Carrellati che emanano odori nauseabondi, marciapiedi sporchi, sacchetti di rifiuti abbandonati in centro anche vicino a scuole ormai chiuse per le vacanze. Il caldo e l'afa non aiutano e i cassinati sono pronti alla rivolta.

«I carrellati sono comodi sia per le attività commerciali, sia per i palazzi, ma con questo caldo l'odore che esce dai secchi è tremendo. Non solo l'odore, dalla base dei maxi contenitori escono liquami e percolato. Questo perchè -spiega un signore che abita proprio in centro, a piazza Labriola- molti sono rotti e non vengono mai puliti. Così dalle bottiglie di vetro e dai bicchieri di plastica scolano i residui dei liquidi. Con il caldo succhi di frutta, birra e alcolici creano un mix micidiale che si sparge sulla pavimentazione sotto ai portici. Lo stato in cui versano i marmi è indecente, neri e appiccicosi, intorno alle gabbiette che contengono i carrellati api e insetti. Non mancano i topi. Non voglio dire che ci sia un'emergenza igienico sanitaria, ma sicuramente il livello di pulizia non è adeguato ai luoghi. Non dimentichiamo che, oltre ad essere la piazza centrale, nella quale si trova il palazzo di giustizia, in quest'area ci sono tanti bambini e ragazzi che frequentano il parco o che approfittano dello spazio per giocare con il pallone».

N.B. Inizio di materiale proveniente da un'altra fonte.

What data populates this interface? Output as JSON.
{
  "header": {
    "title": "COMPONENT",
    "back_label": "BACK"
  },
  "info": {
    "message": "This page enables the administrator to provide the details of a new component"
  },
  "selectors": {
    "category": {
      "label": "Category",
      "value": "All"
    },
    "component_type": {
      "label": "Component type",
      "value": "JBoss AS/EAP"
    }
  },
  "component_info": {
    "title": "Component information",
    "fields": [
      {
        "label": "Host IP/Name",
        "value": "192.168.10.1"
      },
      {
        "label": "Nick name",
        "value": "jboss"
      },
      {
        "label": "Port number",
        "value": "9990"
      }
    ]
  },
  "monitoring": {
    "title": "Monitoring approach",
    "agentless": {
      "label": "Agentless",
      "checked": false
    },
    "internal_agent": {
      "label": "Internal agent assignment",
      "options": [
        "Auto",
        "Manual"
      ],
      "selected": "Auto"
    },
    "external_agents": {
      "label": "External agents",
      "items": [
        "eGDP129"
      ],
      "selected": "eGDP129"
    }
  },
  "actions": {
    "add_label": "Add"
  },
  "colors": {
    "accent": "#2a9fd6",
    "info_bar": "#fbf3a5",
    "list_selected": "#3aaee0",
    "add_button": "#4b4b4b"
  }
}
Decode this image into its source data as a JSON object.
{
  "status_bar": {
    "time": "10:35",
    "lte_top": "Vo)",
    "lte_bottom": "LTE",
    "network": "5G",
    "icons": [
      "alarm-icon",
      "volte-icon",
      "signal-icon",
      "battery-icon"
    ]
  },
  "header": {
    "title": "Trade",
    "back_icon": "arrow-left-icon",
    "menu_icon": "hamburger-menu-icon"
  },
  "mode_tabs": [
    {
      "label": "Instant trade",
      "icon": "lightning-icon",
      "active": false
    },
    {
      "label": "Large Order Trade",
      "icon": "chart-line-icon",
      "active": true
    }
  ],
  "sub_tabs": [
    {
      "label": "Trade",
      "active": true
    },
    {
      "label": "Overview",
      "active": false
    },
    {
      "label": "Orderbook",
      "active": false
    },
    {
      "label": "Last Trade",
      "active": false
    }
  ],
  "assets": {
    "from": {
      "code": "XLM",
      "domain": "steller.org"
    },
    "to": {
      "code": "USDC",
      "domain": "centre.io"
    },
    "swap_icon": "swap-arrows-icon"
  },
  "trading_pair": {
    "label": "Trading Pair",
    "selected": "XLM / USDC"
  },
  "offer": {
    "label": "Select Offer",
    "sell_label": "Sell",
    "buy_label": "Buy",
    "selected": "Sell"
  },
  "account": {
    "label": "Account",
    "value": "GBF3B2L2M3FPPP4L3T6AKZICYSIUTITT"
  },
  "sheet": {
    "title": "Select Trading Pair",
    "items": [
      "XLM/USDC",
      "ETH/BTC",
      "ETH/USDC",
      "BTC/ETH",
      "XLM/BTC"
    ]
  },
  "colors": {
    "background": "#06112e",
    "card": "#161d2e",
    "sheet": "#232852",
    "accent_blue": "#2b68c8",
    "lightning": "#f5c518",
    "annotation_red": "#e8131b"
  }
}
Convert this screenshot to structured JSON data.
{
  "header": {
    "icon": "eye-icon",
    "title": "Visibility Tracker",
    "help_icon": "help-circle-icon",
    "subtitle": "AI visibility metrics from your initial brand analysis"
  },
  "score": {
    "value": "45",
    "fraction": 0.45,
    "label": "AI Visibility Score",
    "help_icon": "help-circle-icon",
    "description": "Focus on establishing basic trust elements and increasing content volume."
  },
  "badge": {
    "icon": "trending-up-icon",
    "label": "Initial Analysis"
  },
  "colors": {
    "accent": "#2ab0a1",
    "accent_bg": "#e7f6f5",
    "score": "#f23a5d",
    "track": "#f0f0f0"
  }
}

Oltre alla situazione in cui versano i carrellati sparsi tra il centro e le zone residenziali, prosegue il costante abbandono di buste di rifiuti, non solo nelle zone periferiche o a ridosso della pista ciclabile, anche in pieno centro addirittura a pochi metri dall'ingesso delle scuole ormai chiuse per le vacanze estive.